The result is that firms governed by the SROs will have less time to meet the final requirements than the dealers and portfolio managers under direct securities commission oversight; or, if they try to get a jump on things, they risk spending time and money on systems, training, and other changes that may have to be revised again to conform to the final requirements. In other words, those investments may be wasted.

This concern prompted the industry trade group, the Investment Industry Association of Canada (IIAC) to request that the CSA give firms under SRO jurisdiction some assurance that they will be exempt from its version of the CRM 2 rules, and that they will only have to comply with requirements imposed by their respective SROs.

The IIAC acknowledges that its request is an unusual one, but says that the implementation of the CRM 2 rules represents “unusual circumstances,” and that giving firms certainty that they will only face one set of rules will allow them “to proceed toward successful implementation.”

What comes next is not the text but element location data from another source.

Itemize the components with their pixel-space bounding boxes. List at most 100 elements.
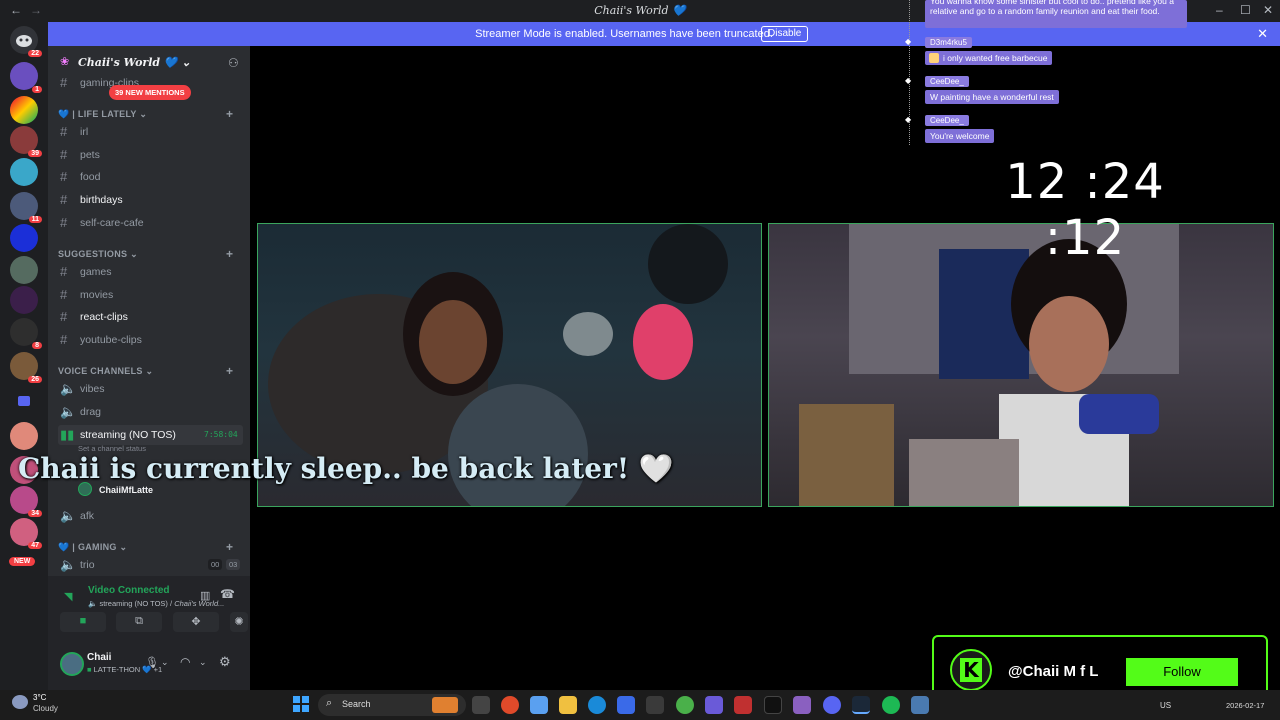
server-icon[interactable]: 47 <box>10 518 42 549</box>
app-icon[interactable] <box>911 696 929 714</box>
discord-icon[interactable] <box>823 696 841 714</box>
follow-button[interactable]: Follow <box>1126 658 1238 686</box>
username[interactable]: Chaii <box>87 652 111 663</box>
category-suggestions[interactable]: SUGGESTIONS ⌄ + <box>58 247 243 261</box>
channel-youtube-clips[interactable]: # youtube-clips <box>58 330 243 350</box>
spotify-icon[interactable] <box>882 696 900 714</box>
speaker-icon: 🔈 <box>60 508 77 523</box>
hash-icon: # <box>60 147 68 162</box>
channel-games[interactable]: # games <box>58 262 243 282</box>
voice-channel-vibes[interactable]: 🔈 vibes <box>58 379 243 399</box>
chevron-down-icon[interactable]: ⌄ <box>161 657 169 668</box>
kick-handle: @Chaii M f L <box>1008 663 1099 680</box>
avatar[interactable] <box>60 652 84 676</box>
camera-button[interactable]: ■ <box>60 612 106 632</box>
app-icon[interactable] <box>734 696 752 714</box>
server-icon[interactable] <box>10 224 38 252</box>
voice-status[interactable]: Video Connected <box>88 585 170 596</box>
server-badge: 39 <box>28 150 42 157</box>
add-channel-icon[interactable]: + <box>226 107 233 121</box>
channel-pets[interactable]: # pets <box>58 145 243 165</box>
add-channel-icon[interactable]: + <box>226 540 233 554</box>
voice-channel-streaming[interactable]: ▮▮ streaming (NO TOS) 7:58:04 <box>58 425 243 445</box>
camera-icon: ■ <box>79 615 87 627</box>
voice-channel-drag[interactable]: 🔈 drag <box>58 402 243 422</box>
server-icon[interactable] <box>10 158 38 186</box>
server-icon[interactable]: 1 <box>10 62 42 93</box>
category-life-lately[interactable]: 💙 | LIFE LATELY ⌄ + <box>58 107 243 121</box>
chat-message: You're welcome <box>925 129 995 143</box>
server-icon[interactable] <box>10 256 38 284</box>
server-name-header[interactable]: Chaii's World 💙 ⌄ <box>78 56 191 69</box>
server-icon[interactable] <box>10 96 38 124</box>
chevron-down-icon[interactable]: ⌄ <box>199 657 207 668</box>
channel-food[interactable]: # food <box>58 167 243 187</box>
voice-member-name[interactable]: ChaiiMfLatte <box>99 485 153 495</box>
channel-self-care-cafe[interactable]: # self-care-cafe <box>58 213 243 233</box>
maximize-button[interactable]: ☐ <box>1240 3 1251 17</box>
invite-user-icon[interactable]: ⚇ <box>228 56 239 70</box>
channel-irl[interactable]: # irl <box>58 122 243 142</box>
channel-react-clips[interactable]: # react-clips <box>58 307 243 327</box>
server-icon[interactable]: 26 <box>10 352 42 383</box>
server-icon[interactable]: 11 <box>10 192 42 223</box>
new-mentions-pill[interactable]: 39 NEW MENTIONS <box>109 85 191 100</box>
category-gaming[interactable]: 💙 | GAMING ⌄ + <box>58 540 243 554</box>
tiktok-icon[interactable] <box>764 696 782 714</box>
add-channel-icon[interactable]: + <box>226 364 233 378</box>
microphone-icon[interactable]: 🎙 <box>145 656 159 669</box>
headphones-icon[interactable]: ◠ <box>180 655 190 669</box>
folder-icon[interactable] <box>18 396 30 406</box>
voice-channel-trio[interactable]: 🔈 trio 00 03 <box>58 555 243 575</box>
steam-icon[interactable] <box>852 696 870 714</box>
gear-icon[interactable]: ⚙ <box>219 654 231 670</box>
channel-birthdays[interactable]: # birthdays <box>58 190 243 210</box>
weather-temp[interactable]: 3°C <box>33 693 46 702</box>
streamer-mode-text: Streamer Mode is enabled. Usernames have… <box>475 28 773 40</box>
minimize-button[interactable]: – <box>1216 3 1223 17</box>
emote-icon <box>929 53 939 63</box>
voice-channel-afk[interactable]: 🔈 afk <box>58 506 243 526</box>
discord-home-icon[interactable]: 22 <box>10 26 42 57</box>
home-badge: 22 <box>28 50 42 57</box>
close-window-button[interactable]: ✕ <box>1263 3 1273 17</box>
cloud-icon[interactable] <box>12 695 28 709</box>
server-icon[interactable] <box>10 286 38 314</box>
task-view-icon[interactable] <box>472 696 490 714</box>
signal-icon[interactable]: ◥ <box>64 590 72 603</box>
weather-desc[interactable]: Cloudy <box>33 704 58 713</box>
keyboard-language[interactable]: US <box>1160 701 1171 710</box>
stream-timer: 7:58:04 <box>204 430 238 439</box>
app-icon[interactable] <box>617 696 635 714</box>
file-explorer-icon[interactable] <box>559 696 577 714</box>
edge-icon[interactable] <box>588 696 606 714</box>
soundboard-button[interactable]: ✺ <box>230 612 248 632</box>
disable-streamer-mode-button[interactable]: Disable <box>761 26 809 42</box>
taskbar-search[interactable]: ⌕ Search <box>318 694 466 716</box>
server-icon[interactable]: 8 <box>10 318 42 349</box>
app-icon[interactable] <box>793 696 811 714</box>
new-badge: NEW <box>9 557 36 566</box>
category-voice-channels[interactable]: VOICE CHANNELS ⌄ + <box>58 364 243 378</box>
hash-icon: # <box>60 332 68 347</box>
channel-movies[interactable]: # movies <box>58 285 243 305</box>
brave-icon[interactable] <box>501 696 519 714</box>
soundboard-icon: ✺ <box>234 616 244 628</box>
server-icon[interactable] <box>10 422 38 450</box>
search-icon: ⌕ <box>326 697 333 709</box>
noise-suppression-icon[interactable]: ▥ <box>200 589 210 602</box>
disconnect-icon[interactable]: ☎ <box>220 587 235 601</box>
activities-button[interactable]: ✥ <box>173 612 219 632</box>
server-icon[interactable]: 34 <box>10 486 42 517</box>
taskbar-date[interactable]: 2026-02-17 <box>1226 701 1264 710</box>
hash-icon: # <box>60 169 68 184</box>
add-channel-icon[interactable]: + <box>226 247 233 261</box>
screen-share-button[interactable]: ⧉ <box>116 612 162 632</box>
start-windows-icon[interactable] <box>293 696 309 712</box>
close-banner-button[interactable]: ✕ <box>1257 26 1268 42</box>
server-icon[interactable]: 39 <box>10 126 42 157</box>
teams-icon[interactable] <box>705 696 723 714</box>
chrome-icon[interactable] <box>676 696 694 714</box>
store-icon[interactable] <box>646 696 664 714</box>
copilot-icon[interactable] <box>530 696 548 714</box>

Yet, while the IIAC made its request in mid-February (as part of its comment on the first phase of IIROC’s CRM 2 rules) it still hasn’t been given this assurance from the regulators, reports IIAC managing director, Barb Amsden.

All along, the CSA has indicated that it will exempt the SRO dealers from its version of the CRM 2 rules, provided that the requirements imposed by the SROs are “substantially harmonized” with the CSA’s requirements and are imposed at the same time as the CSA requirements.

It is certainly the SROs’ intention to ensure that the requirements are harmonized. Indeed, Lucy Becker, vice president public affairs at IIROC, says: “We believe our proposals are substantially harmonized with the CSA’s CRM rules.”

But, despite these repeated reassurances, firms regulated by the SROs are still seeking greater guarantees that only the SRO regimes will apply to them. It is widely assumed that the SROs and the CSA will eventually get on the same page; but, until they do, the technical details of the rules remain uncertain, and firms may naturally be reluctant to move forward with implementation.

“Especially when it comes to some of the bigger bills, you can’t go ahead, realistically, on the assumption that things aren’t going to change,” says Amsden.

The irony underlying all of this is that the CRM was created ostensibly to bring the SROs into the reform effort (then known as the Fair Dealing Model) to make it more industry friendly. Recently though, at least where CRM 2 is concerned, it’s been more frustrating than friendly.

This conclude the three-part series on part the Client Relationship Model and CRM 2.